La crise économique mondiale frappe considérablement l’économie brésilienne et surtout les pays africains qui ne sont alors plus des partenaires commerciaux de premier ordre (Ribeiro, 2009 ; Saraiva, 2010 ; White, 2010). Il faut aussi souligner que le Brésil ne faisait plus face à une pénurie de pétrole et ceci contribua à la baisse des échanges commerciaux avec le continent (Saraiva, 2010). Dès son accession au pouvoir en 1990, le président Collor de Mello affiche sa volonté de renforcer ses relations avec les pays développés. Cette nouvelle orientation répond à la logique du pays de jouer un nouveau rôle dans le monde post-guerre froide. Pour l’administration Collor de Mello comme pour celles de ces deux successeurs, ceci n’est possible que si le Brésil se rapproche davantage des pays occidentaux. (Ribeiro, 2009 ; Saraiva, 2010). Le Brésil entendait ainsi s’inscrire dans ce que Vigevani et Cepaluni ont nommé « l’autonomie à travers la participation » (2007 : 1312) avec entre autres le rapprochement avec les pays occidentaux, l’application des recommandations des régimes internationaux comme la Banque mondiale ou le Fonds monétaire international (FMI). Ceci

a eu comme conséquences de mettre l’Afrique au second rang des priorités du pays sud- américain (de Freitas Barbosa et al., 2009 ; Vigevani et Cepaluni, 2007).

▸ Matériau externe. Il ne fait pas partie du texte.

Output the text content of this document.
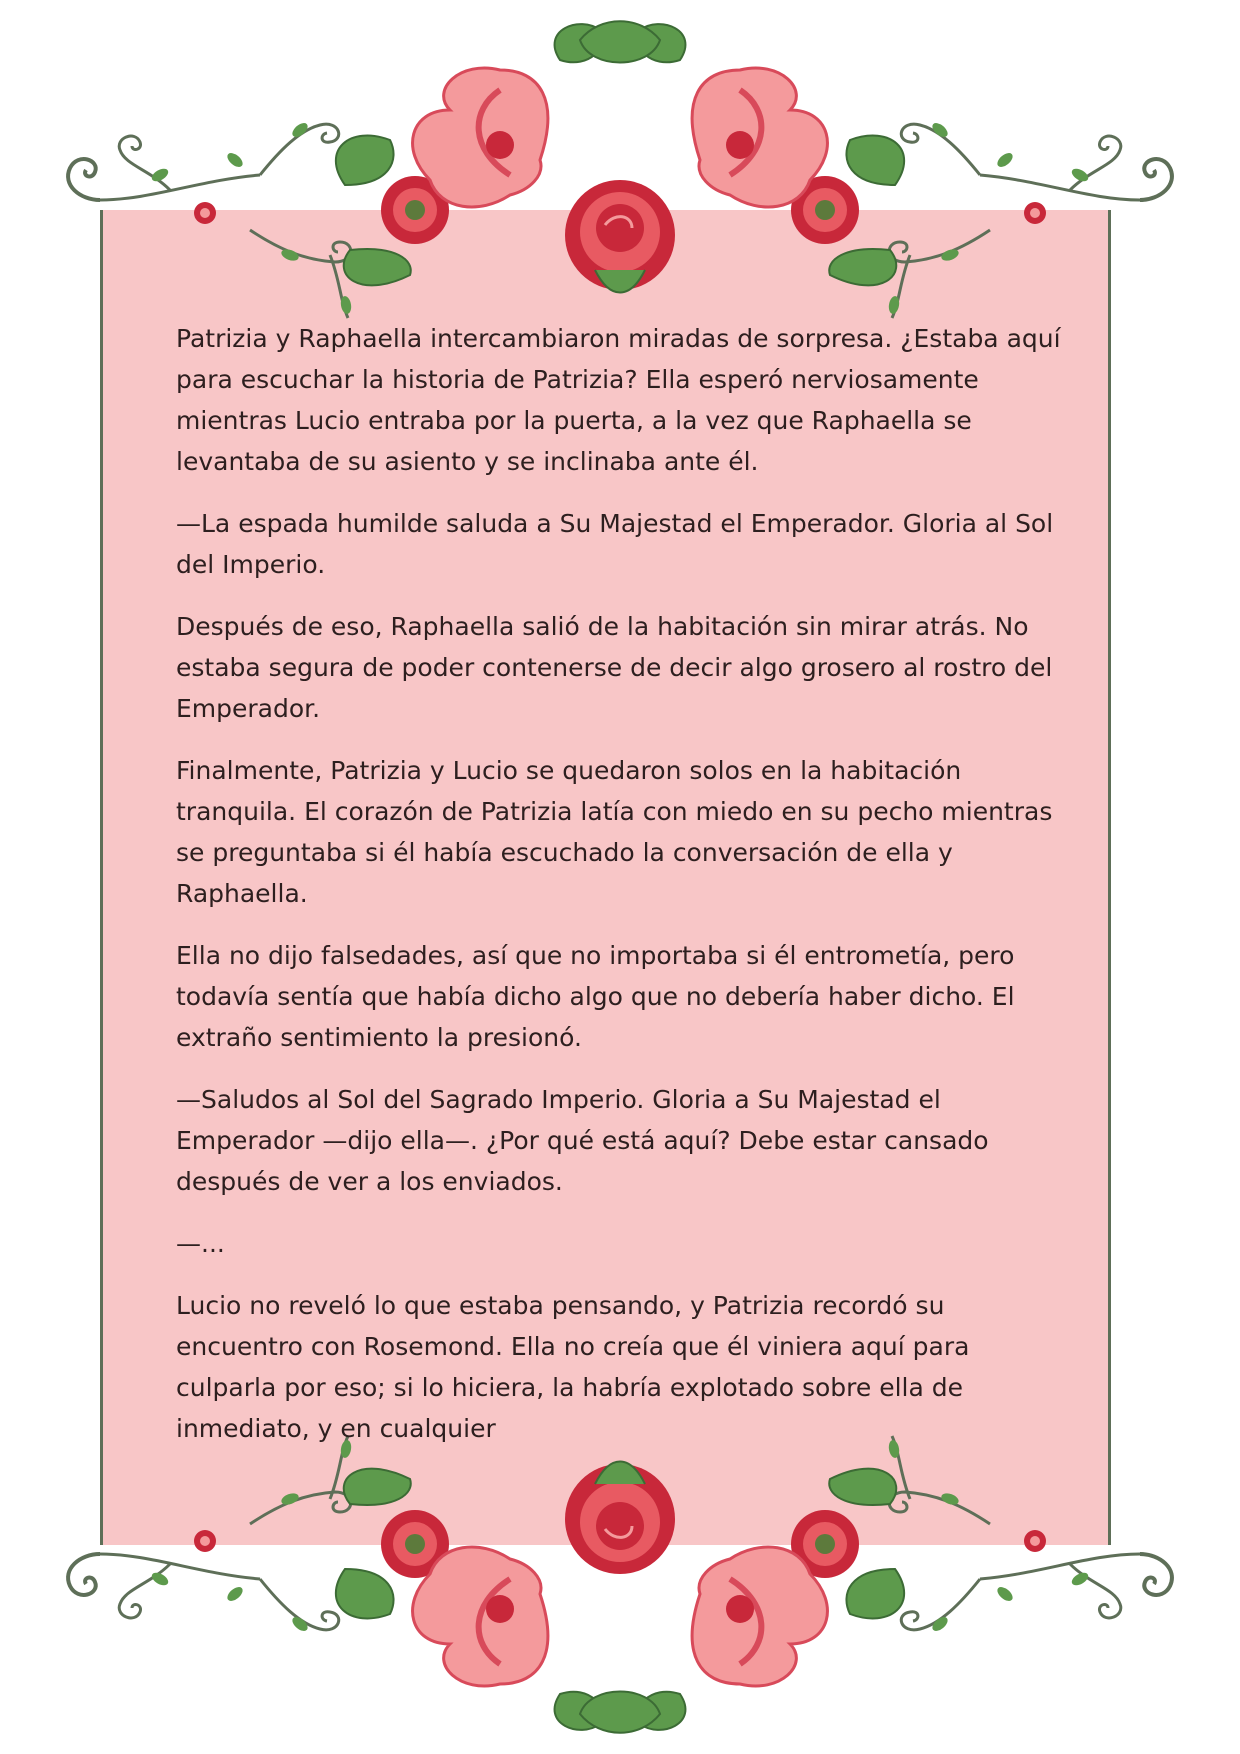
Patrizia y Raphaella intercambiaron miradas de sorpresa. ¿Estaba aquí para escuchar la historia de Patrizia? Ella esperó nerviosamente mientras Lucio entraba por la puerta, a la vez que Raphaella se levantaba de su asiento y se inclinaba ante él.

—La espada humilde saluda a Su Majestad el Emperador. Gloria al Sol del Imperio.

Después de eso, Raphaella salió de la habitación sin mirar atrás. No estaba segura de poder contenerse de decir algo grosero al rostro del Emperador.

Finalmente, Patrizia y Lucio se quedaron solos en la habitación tranquila. El corazón de Patrizia latía con miedo en su pecho mientras se preguntaba si él había escuchado la conversación de ella y Raphaella.

Ella no dijo falsedades, así que no importaba si él entrometía, pero todavía sentía que había dicho algo que no debería haber dicho. El extraño sentimiento la presionó.

—Saludos al Sol del Sagrado Imperio. Gloria a Su Majestad el Emperador —dijo ella—. ¿Por qué está aquí? Debe estar cansado después de ver a los enviados.

—...

Lucio no reveló lo que estaba pensando, y Patrizia recordó su encuentro con Rosemond. Ella no creía que él viniera aquí para culparla por eso; si lo hiciera, la habría explotado sobre ella de inmediato, y en cualquier
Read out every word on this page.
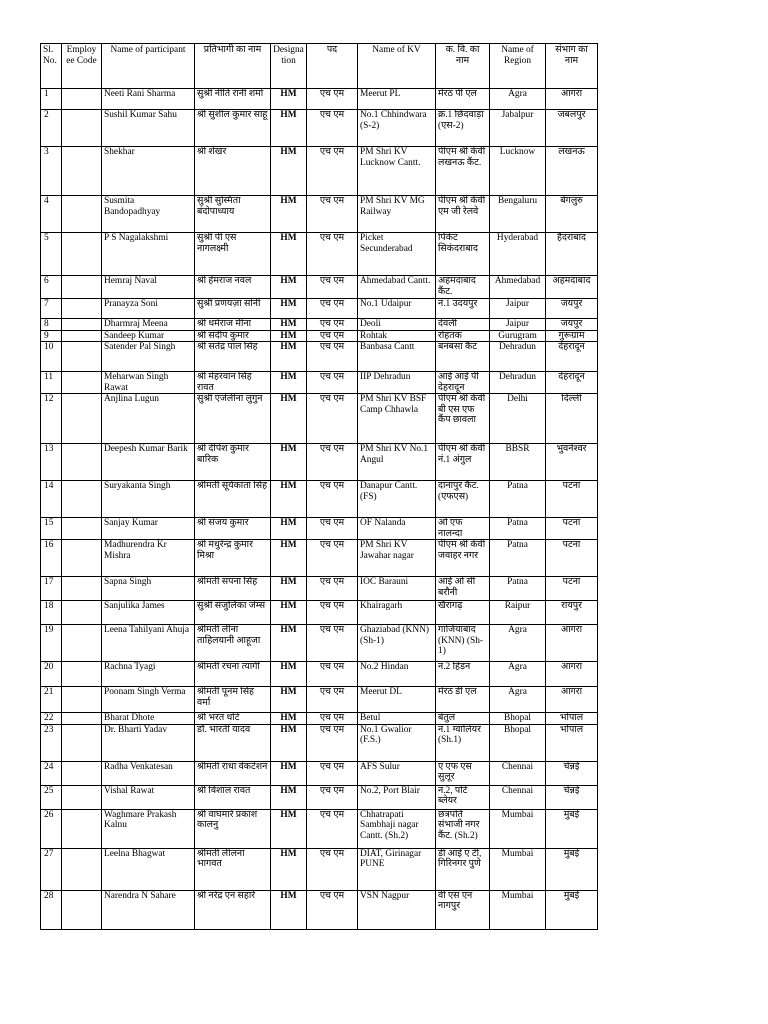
Sl. No.	Employ ee Code	Name of participant	प्रतिभागी का नाम	Designa tion	पद	Name of KV	क. वि. का नाम	Name of Region	संभाग का नाम
1		Neeti Rani Sharma	सुश्री नीति रानी शर्मा	HM	एच एम	Meerut PL	मेरठ पी एल	Agra	आगरा
2		Sushil Kumar Sahu	श्री सुशील कुमार साहू	HM	एच एम	No.1 Chhindwara (S-2)	क्र.1 छिंदवाड़ा (एस-2)	Jabalpur	जबलपुर
3		Shekhar	श्री शेखर	HM	एच एम	PM Shri KV Lucknow Cantt.	पीएम श्री केवी लखनऊ कैंट.	Lucknow	लखनऊ
4		Susmita Bandopadhyay	सुश्री सुस्मिता बंदोपाध्याय	HM	एच एम	PM Shri KV MG Railway	पीएम श्री केवी एम जी रेलवे	Bengaluru	बेंगलुरु
5		P S Nagalakshmi	सुश्री पी एस नागलक्ष्मी	HM	एच एम	Picket Secunderabad	पिकेट सिकंदराबाद	Hyderabad	हैदराबाद
6		Hemraj Naval	श्री हेमराज नवल	HM	एच एम	Ahmedabad Cantt.	अहमदाबाद कैंट.	Ahmedabad	अहमदाबाद
7		Pranayza Soni	सुश्री प्रणयज़ा सोनी	HM	एच एम	No.1 Udaipur	नं.1 उदयपुर	Jaipur	जयपुर
8		Dharmraj Meena	श्री धर्मराज मीना	HM	एच एम	Deoli	देवली	Jaipur	जयपुर
9		Sandeep Kumar	श्री संदीप कुमार	HM	एच एम	Rohtak	रोहतक	Gurugram	गुरूग्राम
10		Satender Pal Singh	श्री सतेंद्र पाल सिंह	HM	एच एम	Banbasa Cantt	बनबसा कैंट	Dehradun	देहरादून
11		Meharwan Singh Rawat	श्री मेहरवान सिंह रावत	HM	एच एम	IIP Dehradun	आई आई पी देहरादून	Dehradun	देहरादून
12		Anjlina Lugun	सुश्री एंजेलीना लुगुन	HM	एच एम	PM Shri KV BSF Camp Chhawla	पीएम श्री केवी बी एस एफ कैंप छावला	Delhi	दिल्ली
13		Deepesh Kumar Barik	श्री दीपेश कुमार बारिक	HM	एच एम	PM Shri KV No.1 Angul	पीएम श्री केवी नं.1 अंगुल	BBSR	भुवनेश्वर
14		Suryakanta Singh	श्रीमती सूर्यकांता सिंह	HM	एच एम	Danapur Cantt. (FS)	दानापुर कैंट. (एफएस)	Patna	पटना
15		Sanjay Kumar	श्री संजय कुमार	HM	एच एम	OF Nalanda	ओ एफ नालन्दा	Patna	पटना
16		Madhurendra Kr Mishra	श्री मधुरेन्द्र कुमार मिश्रा	HM	एच एम	PM Shri KV Jawahar nagar	पीएम श्री केवी जवाहर नगर	Patna	पटना
17		Sapna Singh	श्रीमती सपना सिंह	HM	एच एम	IOC Barauni	आई ओ सी बरौनी	Patna	पटना
18		Sanjulika James	सुश्री संजुलिका जेम्स	HM	एच एम	Khairagarh	खैरागढ़	Raipur	रायपुर
19		Leena Tahilyani Ahuja	श्रीमती लीना ताहिलयानी आहूजा	HM	एच एम	Ghaziabad (KNN) (Sh-1)	गाजियाबाद (KNN) (Sh-1)	Agra	आगरा
20		Rachna Tyagi	श्रीमती रचना त्यागी	HM	एच एम	No.2 Hindan	नं.2 हिंडन	Agra	आगरा
21		Poonam Singh Verma	श्रीमती पूनम सिंह वर्मा	HM	एच एम	Meerut DL	मेरठ डी एल	Agra	आगरा
22		Bharat Dhote	श्री भरत धोटे	HM	एच एम	Betul	बेतुल	Bhopal	भोपाल
23		Dr. Bharti Yadav	डॉ. भारती यादव	HM	एच एम	No.1 Gwalior (F.S.)	नं.1 ग्वालियर (Sh.1)	Bhopal	भोपाल
24		Radha Venkatesan	श्रीमती राधा वेंकटेशन	HM	एच एम	AFS Sulur	ए एफ एस सुलूर	Chennai	चेन्नई
25		Vishal Rawat	श्री विशाल रावत	HM	एच एम	No.2, Port Blair	नं.2, पोर्ट ब्लेयर	Chennai	चेन्नई
26		Waghmare Prakash Kalnu	श्री वाघमारे प्रकाश कालनु	HM	एच एम	Chhatrapati Sambhaji nagar Cantt. (Sh.2)	छत्रपति संभाजी नगर कैंट. (Sh.2)	Mumbai	मुंबई
27		Leelna Bhagwat	श्रीमती लीलना भागवत	HM	एच एम	DIAT, Girinagar PUNE	डी आई ए टी, गिरिनगर पुणे	Mumbai	मुंबई
28		Narendra N Sahare	श्री नरेंद्र एन सहारे	HM	एच एम	VSN Nagpur	वी एस एन नागपुर	Mumbai	मुंबई
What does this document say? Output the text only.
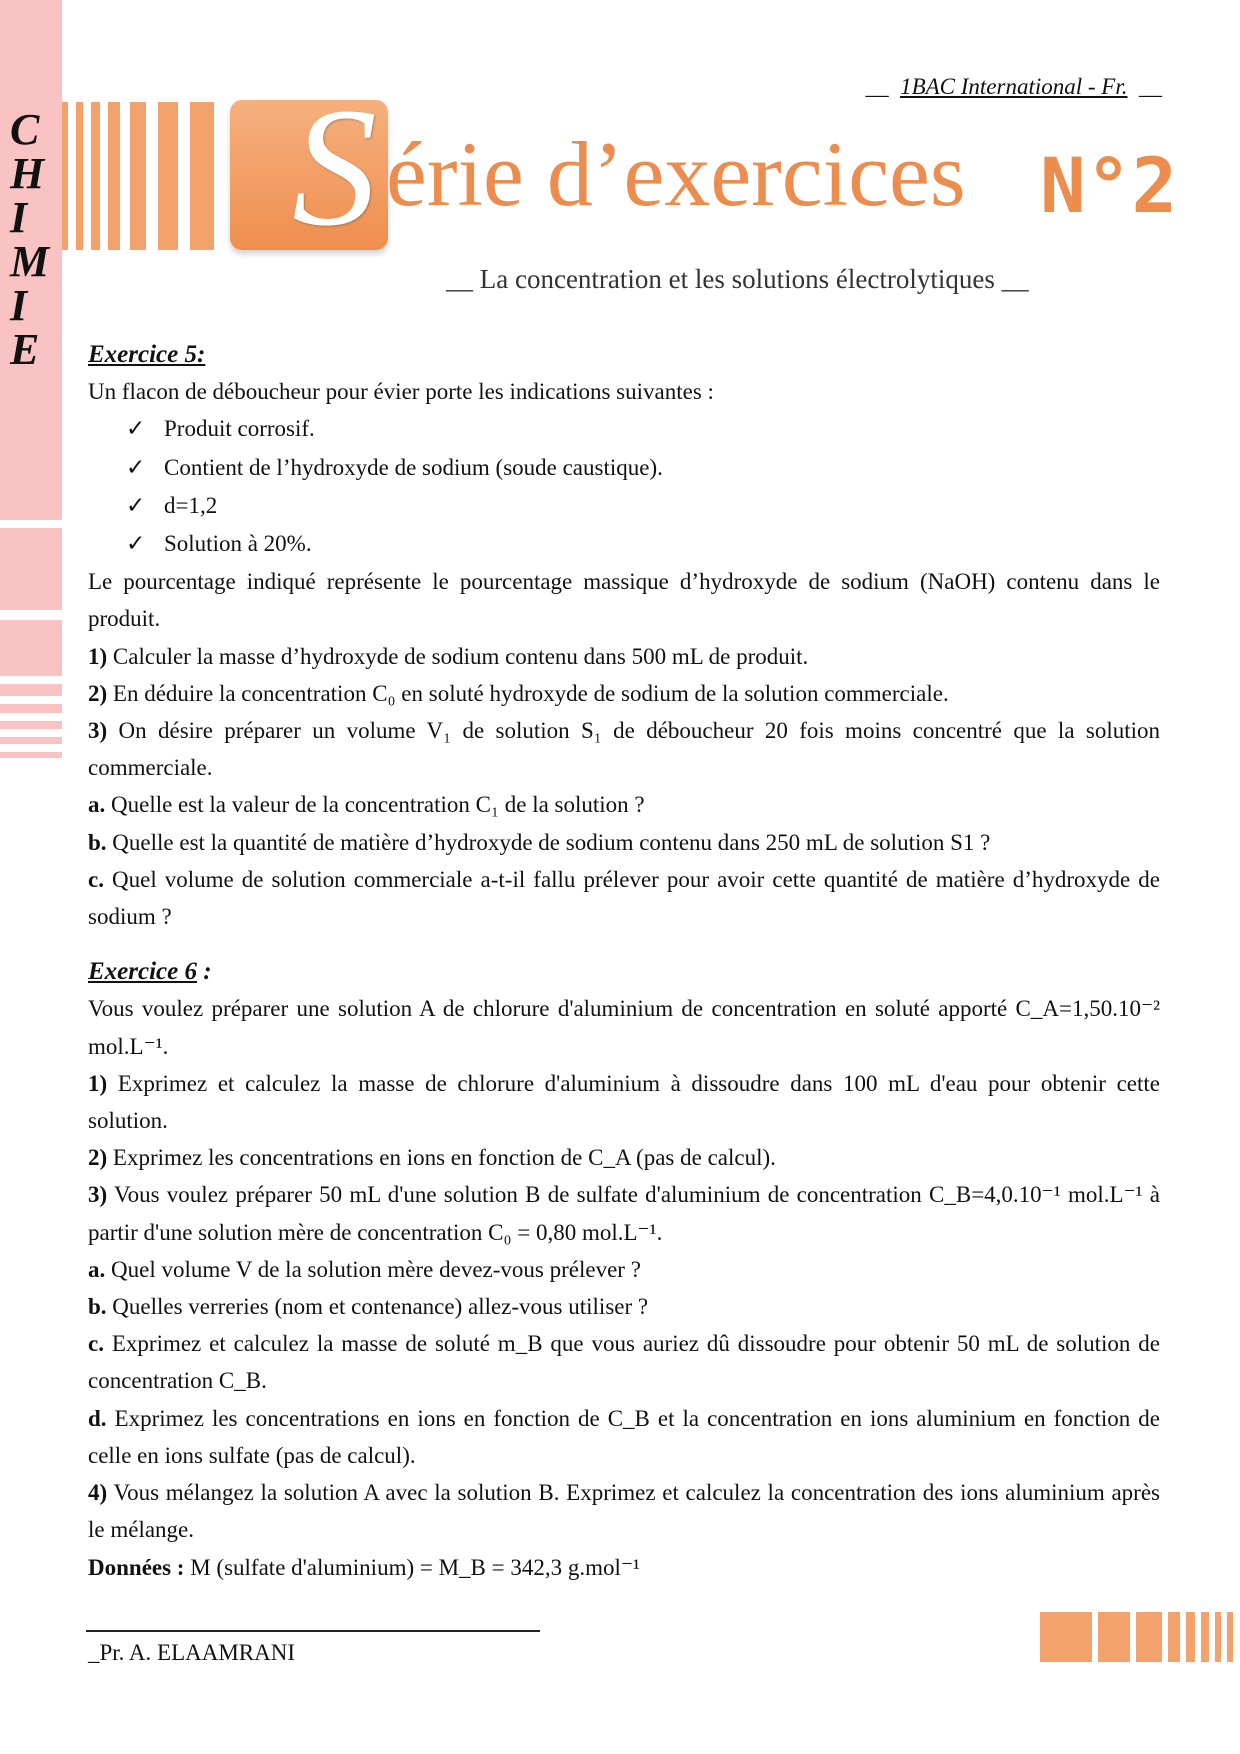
C
H
I
M
I
E
__  1BAC International - Fr.  __
S érie d’exercices N°2
__ La concentration et les solutions électrolytiques __

Exercice 5:

Un flacon de déboucheur pour évier porte les indications suivantes :

✓ Produit corrosif.

✓ Contient de l’hydroxyde de sodium (soude caustique).

✓ d=1,2

✓ Solution à 20%.

Le pourcentage indiqué représente le pourcentage massique d’hydroxyde de sodium (NaOH) contenu dans le produit.

1) Calculer la masse d’hydroxyde de sodium contenu dans 500 mL de produit.

2) En déduire la concentration C₀ en soluté hydroxyde de sodium de la solution commerciale.

3) On désire préparer un volume V₁ de solution S₁ de déboucheur 20 fois moins concentré que la solution commerciale.

a. Quelle est la valeur de la concentration C₁ de la solution ?

b. Quelle est la quantité de matière d’hydroxyde de sodium contenu dans 250 mL de solution S1 ?

c. Quel volume de solution commerciale a-t-il fallu prélever pour avoir cette quantité de matière d’hydroxyde de sodium ?

Exercice 6 :

Vous voulez préparer une solution A de chlorure d'aluminium de concentration en soluté apporté C_A=1,50.10⁻² mol.L⁻¹.

1) Exprimez et calculez la masse de chlorure d'aluminium à dissoudre dans 100 mL d'eau pour obtenir cette solution.

2) Exprimez les concentrations en ions en fonction de C_A (pas de calcul).

3) Vous voulez préparer 50 mL d'une solution B de sulfate d'aluminium de concentration C_B=4,0.10⁻¹ mol.L⁻¹ à partir d'une solution mère de concentration C₀ = 0,80 mol.L⁻¹.

a. Quel volume V de la solution mère devez-vous prélever ?

b. Quelles verreries (nom et contenance) allez-vous utiliser ?

c. Exprimez et calculez la masse de soluté m_B que vous auriez dû dissoudre pour obtenir 50 mL de solution de concentration C_B.

d. Exprimez les concentrations en ions en fonction de C_B et la concentration en ions aluminium en fonction de celle en ions sulfate (pas de calcul).

4) Vous mélangez la solution A avec la solution B. Exprimez et calculez la concentration des ions aluminium après le mélange.

Données : M (sulfate d'aluminium) = M_B = 342,3 g.mol⁻¹

_Pr. A. ELAAMRANI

Cette autonomie par la participation voit également la volonté du Brésil d’occuper une plus grande place au plan régional. Brasilia a ainsi joué un rôle prépondérant dans la création du MERCOSUR en 1991. La rivalité avec l’Argentine qui avait inhibé toute tentative d’intégration régionale les décennies précédentes a été remplacée par une coopération entre les deux géants de la région qui a notamment conduit à la naissance du MERCOSUR (de Freitas Barbosa et al., 2009 ; Ribeiro et Malaquais, 2009 ; White, 2010 ; Saraiva, 2010).

La période allant de 1985 à 2002 a donc été caractérisée par une redéfinition complète de la politique africaine du Brésil. Les relations commerciales et diplomatiques sont davantage orientées vers les pays de la CPLP et vers les partenaires historiques que sont l’Afrique du Sud et le Nigeria. À la fin du second mandat de Cardoso en 2002, l’Afrique ne représente plus que 5 % du commerce extérieur du Brésil contre 13 % en 1985 (Ribeiro et Malaquais, 2009). Il faudra attendre l’arrivée au pouvoir de Lula da Silva pour que les relations entre Brasilia et le continent africain prennent une nouvelle dimension.